After playing a few more supporting roles, Mary blossomed both in confidence and capability. Among her more memorable early parts were the geisha girl in “Teahouse of the August Moon” and the bride in “Rashomon,” assignments that called for Asian actresses. Mary’s heritage was Filipino.

Throughout the 1970s, ‘80s and ‘90s, Mary made up for lost time in the theater. She played the same mother in two Neil Simon plays (“Brighton Beach Memoirs” and “Broadway Bound”) but always was available for the smaller roles when needed, such as the all-purpose assignment in “Sunday in New York,” which I also staged.

In that show, one of her characters was an unassuming Japanese waitress, and she cracked the audience up each night with her remark to a leading actor, “Where were you Fliday night?” It became a lifetime running gag.

When my 11-year-old daughter, Mindy, performed the title role in my production of “The Bad Seed” in Irvine, Mary took a “minor” part, which she proceeded to make into a major one. She played the drunken mother of Rhoda’s first victim to perfection and chilled the Irvine Community Theater audiences.

Mary and I were “married” twice — in “Harvey” and “Don’t Drink the Water,” both for the Irvine Community Theater — but we had “divorced” by the time our final collaboration came around.
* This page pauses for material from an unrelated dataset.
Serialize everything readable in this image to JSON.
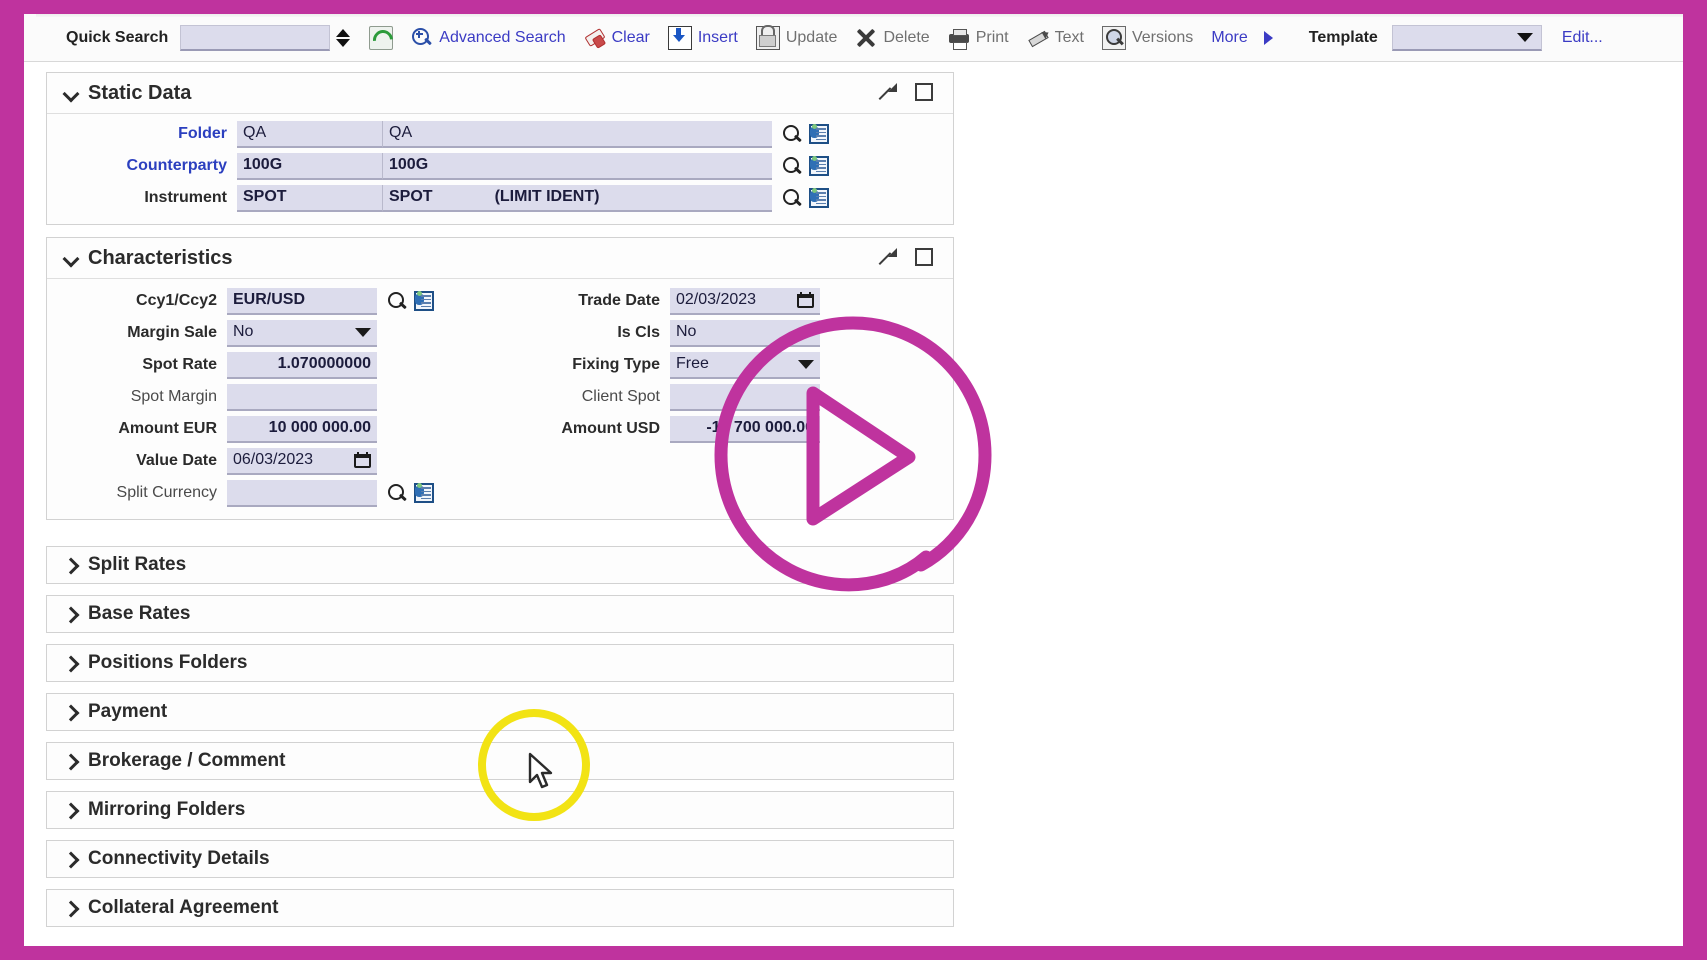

I was directing “The Shadow Box” and also playing the role of Brian, and Mary showed up to steal the scene as my boozy “ex-wife.” It was Mary’s last hurrah, and she made it a great one.

Saturday, Mary Benton’s many friends in theater will gather at Fairhaven Memorial Park in Santa Ana to celebrate the life of one of the most talented and best-loved actresses to grace a local theater stage. As one of her closest friends, I’ve been asked to say a few words. I think I just did.